In fact, Henry Fox Talbot obtains permanent negative image in 1934 already. He uses paper soaked in silver chloride and fixed with a salt solution. The advantage of Calotype, as Talbot had named the method, was that it made possible to get image positive copies by contact negative print to another sheet of paper. Its quality, however , was much more inferior to what Daguerre’s technique produced. Nevertheless, it is Calotype that gaved principle to nowadays photography.
Daguerre dies in 1851. His death marks an end of an important period in history of photography. In the very same year a wet collodion process is invented by Frederick Scott Archer.
First, albumen process , with a glass plate and white of an egg as the binding , is introduced by cousin of Niépce, Abel Niépce de Saint-Victor.
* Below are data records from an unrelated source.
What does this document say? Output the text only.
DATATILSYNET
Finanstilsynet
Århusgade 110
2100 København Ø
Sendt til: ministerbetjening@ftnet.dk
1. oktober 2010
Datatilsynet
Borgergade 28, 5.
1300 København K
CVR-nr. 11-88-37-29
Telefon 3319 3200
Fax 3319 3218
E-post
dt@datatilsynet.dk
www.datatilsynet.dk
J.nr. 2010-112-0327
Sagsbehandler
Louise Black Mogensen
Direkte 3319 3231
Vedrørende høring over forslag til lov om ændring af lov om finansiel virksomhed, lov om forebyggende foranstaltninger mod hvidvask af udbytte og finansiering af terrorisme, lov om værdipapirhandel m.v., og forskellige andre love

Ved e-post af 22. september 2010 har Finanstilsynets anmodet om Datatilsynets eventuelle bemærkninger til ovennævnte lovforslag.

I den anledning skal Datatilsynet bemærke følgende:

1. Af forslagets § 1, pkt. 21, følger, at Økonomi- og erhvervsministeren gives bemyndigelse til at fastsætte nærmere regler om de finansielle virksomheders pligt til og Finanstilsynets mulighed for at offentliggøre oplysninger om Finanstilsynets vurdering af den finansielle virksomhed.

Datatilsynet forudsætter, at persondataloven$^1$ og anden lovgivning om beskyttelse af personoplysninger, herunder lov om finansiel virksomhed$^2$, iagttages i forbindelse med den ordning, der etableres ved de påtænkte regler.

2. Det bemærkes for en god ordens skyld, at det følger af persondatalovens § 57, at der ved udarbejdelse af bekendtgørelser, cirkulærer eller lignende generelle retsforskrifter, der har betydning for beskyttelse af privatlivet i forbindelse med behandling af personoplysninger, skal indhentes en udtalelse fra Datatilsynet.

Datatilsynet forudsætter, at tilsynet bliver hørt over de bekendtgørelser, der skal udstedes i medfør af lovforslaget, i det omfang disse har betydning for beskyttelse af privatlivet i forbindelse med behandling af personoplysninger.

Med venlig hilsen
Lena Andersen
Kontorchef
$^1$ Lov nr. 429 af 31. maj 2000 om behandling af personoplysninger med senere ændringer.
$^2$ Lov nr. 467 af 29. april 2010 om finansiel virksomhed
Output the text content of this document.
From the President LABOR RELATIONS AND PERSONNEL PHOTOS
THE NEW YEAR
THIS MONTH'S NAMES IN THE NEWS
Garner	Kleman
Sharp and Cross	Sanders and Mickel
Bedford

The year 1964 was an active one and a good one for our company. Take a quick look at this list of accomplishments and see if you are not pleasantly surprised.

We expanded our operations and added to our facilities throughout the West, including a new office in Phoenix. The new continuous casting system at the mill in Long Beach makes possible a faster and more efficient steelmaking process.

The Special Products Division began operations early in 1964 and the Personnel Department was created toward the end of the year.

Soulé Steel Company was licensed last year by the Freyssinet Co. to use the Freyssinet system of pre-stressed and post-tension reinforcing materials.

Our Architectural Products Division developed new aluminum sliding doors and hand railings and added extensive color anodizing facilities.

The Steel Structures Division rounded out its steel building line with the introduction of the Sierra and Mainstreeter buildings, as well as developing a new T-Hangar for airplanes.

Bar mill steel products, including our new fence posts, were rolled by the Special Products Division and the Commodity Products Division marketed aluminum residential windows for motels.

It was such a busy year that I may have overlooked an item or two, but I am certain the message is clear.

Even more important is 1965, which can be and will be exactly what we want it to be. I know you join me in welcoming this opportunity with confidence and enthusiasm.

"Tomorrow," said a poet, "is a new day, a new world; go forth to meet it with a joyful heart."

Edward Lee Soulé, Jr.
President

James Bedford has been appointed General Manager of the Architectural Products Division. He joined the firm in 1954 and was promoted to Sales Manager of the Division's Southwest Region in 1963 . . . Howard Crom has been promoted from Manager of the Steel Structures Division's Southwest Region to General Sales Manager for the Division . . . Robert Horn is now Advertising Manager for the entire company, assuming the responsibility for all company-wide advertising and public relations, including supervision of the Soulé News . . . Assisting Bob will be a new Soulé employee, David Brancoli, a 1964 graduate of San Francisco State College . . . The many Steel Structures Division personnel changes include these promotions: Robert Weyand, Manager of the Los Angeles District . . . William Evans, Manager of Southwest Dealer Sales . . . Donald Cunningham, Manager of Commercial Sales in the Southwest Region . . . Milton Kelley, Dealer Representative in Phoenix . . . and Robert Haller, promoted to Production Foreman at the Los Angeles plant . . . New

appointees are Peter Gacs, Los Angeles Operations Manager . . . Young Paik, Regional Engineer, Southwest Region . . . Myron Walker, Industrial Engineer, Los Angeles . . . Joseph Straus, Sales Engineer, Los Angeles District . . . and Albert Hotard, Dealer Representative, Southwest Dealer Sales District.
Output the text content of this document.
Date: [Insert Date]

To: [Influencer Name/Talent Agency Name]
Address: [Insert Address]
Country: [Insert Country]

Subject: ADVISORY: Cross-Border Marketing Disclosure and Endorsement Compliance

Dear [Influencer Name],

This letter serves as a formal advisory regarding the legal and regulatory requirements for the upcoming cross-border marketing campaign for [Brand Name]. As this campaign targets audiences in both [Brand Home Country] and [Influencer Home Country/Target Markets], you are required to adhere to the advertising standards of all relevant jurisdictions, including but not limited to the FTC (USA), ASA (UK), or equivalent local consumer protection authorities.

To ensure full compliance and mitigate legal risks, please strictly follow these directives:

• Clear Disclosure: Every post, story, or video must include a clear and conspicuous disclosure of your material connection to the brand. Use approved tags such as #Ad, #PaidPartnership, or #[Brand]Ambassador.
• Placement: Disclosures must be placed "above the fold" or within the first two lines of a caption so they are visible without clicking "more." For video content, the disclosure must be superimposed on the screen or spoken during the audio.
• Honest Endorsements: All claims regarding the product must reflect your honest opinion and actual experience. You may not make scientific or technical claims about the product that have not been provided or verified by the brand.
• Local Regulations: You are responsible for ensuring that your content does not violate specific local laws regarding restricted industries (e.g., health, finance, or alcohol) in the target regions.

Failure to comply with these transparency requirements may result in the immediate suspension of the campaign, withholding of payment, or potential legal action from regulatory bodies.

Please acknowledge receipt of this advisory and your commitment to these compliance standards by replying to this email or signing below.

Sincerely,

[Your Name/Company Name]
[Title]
Though the details and quality increased, it was very slow process. Archer’s Collodion process was much more cheaper than Daguerreotype and the exposure time was increadibly shorter, reduced to few seconds. That changed a lot. Unfortunatelly, it required fairy large equipment where taking a photograph,, because the plate needed to be developed when wet. Attempts to preserve exposed plates to later developement decreased their sensitivity. The most important was the safety question: The chemicals were highly explosive, fact which lead to many injuries and death cases among the photographers. The method was good but its realization caused some problems. A dry process was a must.
Twenty years later, in 1871, Dr. Richard Leach Maddox suggests gelatin instead of collodion, which leads to dry plate process development. Use of gelatin was already suggested in 1850 by Robert Bingham, but the idea failed due to collodion announcement the next year. Charles Bennett experimented with gelatine and revealed gelatin dry plate process in 1878. Though it was slower than the collodion, its advantages – no need of equipment when taking pictures, thus exposure and development process being taken independantly – made dry plate replace collodion totally by the end of the decade.
Earlier, with the invention of celluloid, at the beginning of 1860s, photography is ready to take another turn. Inspired by John Carbutt, George Eastman introduced a flexible film in 1884. The breakthrough is a fact. In 1888 Eastman himself presents first Kodak box camera that uses celluloid film. Photography is now accesible to anyone.